Кербер скоро заметил мой пристальный взгляд и несмотря на все свои способности истолковал его по-своему.
– Что, Инк, не нравлюсь? Думаешь, что нет смысла охранять такое чудовище, как я?
Отвечать не было смысла. Бутылка с коньяком уже опустела на треть, а это значило, что босс попросту начал один из своих многочисленных монологов, которые так же мало требовали ответа, как уличные бои честного поединка.
– Такая уж у тебя судьба: жить в окружении чудовищ, – он рассмеялся своей шутке. – И похоже, что твой красноволосый дружок станет самым страшным монстром в твоем окружении.

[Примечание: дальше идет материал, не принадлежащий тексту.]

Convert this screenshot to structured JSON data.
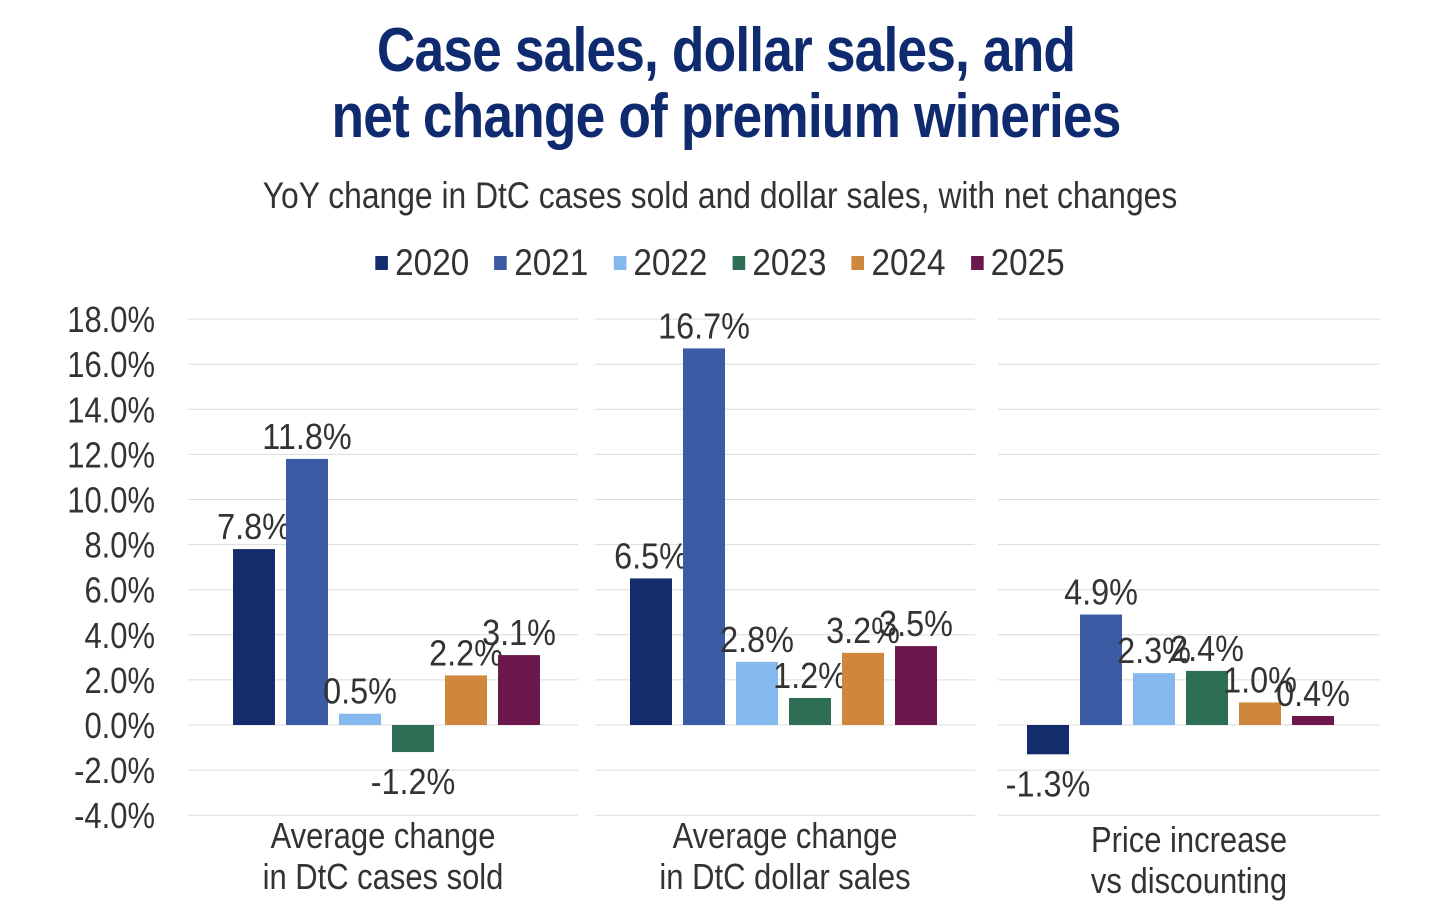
{
  "title_line1": "Case sales, dollar sales, and",
  "title_line2": "net change of premium wineries",
  "subtitle": "YoY change in DtC cases sold and dollar sales, with net changes",
  "chart_data": {
    "type": "bar",
    "title": "Case sales, dollar sales, and net change of premium wineries",
    "subtitle": "YoY change in DtC cases sold and dollar sales, with net changes",
    "xlabel": "",
    "ylabel": "",
    "ylim": [
      -4.0,
      18.0
    ],
    "y_ticks": [
      "18.0%",
      "16.0%",
      "14.0%",
      "12.0%",
      "10.0%",
      "8.0%",
      "6.0%",
      "4.0%",
      "2.0%",
      "0.0%",
      "-2.0%",
      "-4.0%"
    ],
    "y_tick_values": [
      18,
      16,
      14,
      12,
      10,
      8,
      6,
      4,
      2,
      0,
      -2,
      -4
    ],
    "grid": true,
    "legend_position": "top",
    "categories": [
      [
        "Average change",
        "in DtC cases sold"
      ],
      [
        "Average change",
        "in DtC dollar sales"
      ],
      [
        "Price increase",
        "vs discounting"
      ]
    ],
    "series": [
      {
        "name": "2020",
        "color": "#142c6b",
        "values": [
          7.8,
          6.5,
          -1.3
        ],
        "labels": [
          "7.8%",
          "6.5%",
          "-1.3%"
        ]
      },
      {
        "name": "2021",
        "color": "#3b5ba5",
        "values": [
          11.8,
          16.7,
          4.9
        ],
        "labels": [
          "11.8%",
          "16.7%",
          "4.9%"
        ]
      },
      {
        "name": "2022",
        "color": "#85b9ee",
        "values": [
          0.5,
          2.8,
          2.3
        ],
        "labels": [
          "0.5%",
          "2.8%",
          "2.3%"
        ]
      },
      {
        "name": "2023",
        "color": "#2e6e54",
        "values": [
          -1.2,
          1.2,
          2.4
        ],
        "labels": [
          "-1.2%",
          "1.2%",
          "2.4%"
        ]
      },
      {
        "name": "2024",
        "color": "#cf873e",
        "values": [
          2.2,
          3.2,
          1.0
        ],
        "labels": [
          "2.2%",
          "3.2%",
          "1.0%"
        ]
      },
      {
        "name": "2025",
        "color": "#6c184c",
        "values": [
          3.1,
          3.5,
          0.4
        ],
        "labels": [
          "3.1%",
          "3.5%",
          "0.4%"
        ]
      }
    ]
  }
}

Фрэй – чудовище, он сумасшедший и всех нас сделает такими же сумасшедшими. Если бы ты знал, что за планы он вынашивает. Если бы я знал до конца, что это за планы. Он утопит вас всех в крови и первый же в ней захлебнется. Ты ведь тоже об этом знаешь, а? Но молчишь. Всю жизнь молчишь, и будешь продолжать молчать, пока молчание не станет вечным.
Он сделал перерыв в своих мрачных предсказаниях и глотнул из бокала янтарной жидкости, словно бы голос его сел. На этот раз я слушал внимательнее, чем всегда. Что-то зловещее пробивалось в его голосе, какое-то темное торжество, сродни ликованию пророка, предрекавшего конец света и, наконец, увидевшего, как начинает рушиться мир.
– Ты знаешь, что нам потому только и позволяют жить, что мы возимся тут в своей грязи и не поднимаем головы. Стоит только нам встать, как нас уничтожат, растопчут. Мы можем грызться между собой, копаться в своих мелочных проблемах, но ни в коем случае не высовываться. Поверь мне, я знаю, что говорю, – он вздохнул, рухнул в кресло и поставил иглу граммофона на пластинку. – Передай ему, что я не допущу этого. Он поймет. Пока я жив, мы будем продолжать сидеть в грязи. Лучше существовать в дерьме, чем не существовать вовсе.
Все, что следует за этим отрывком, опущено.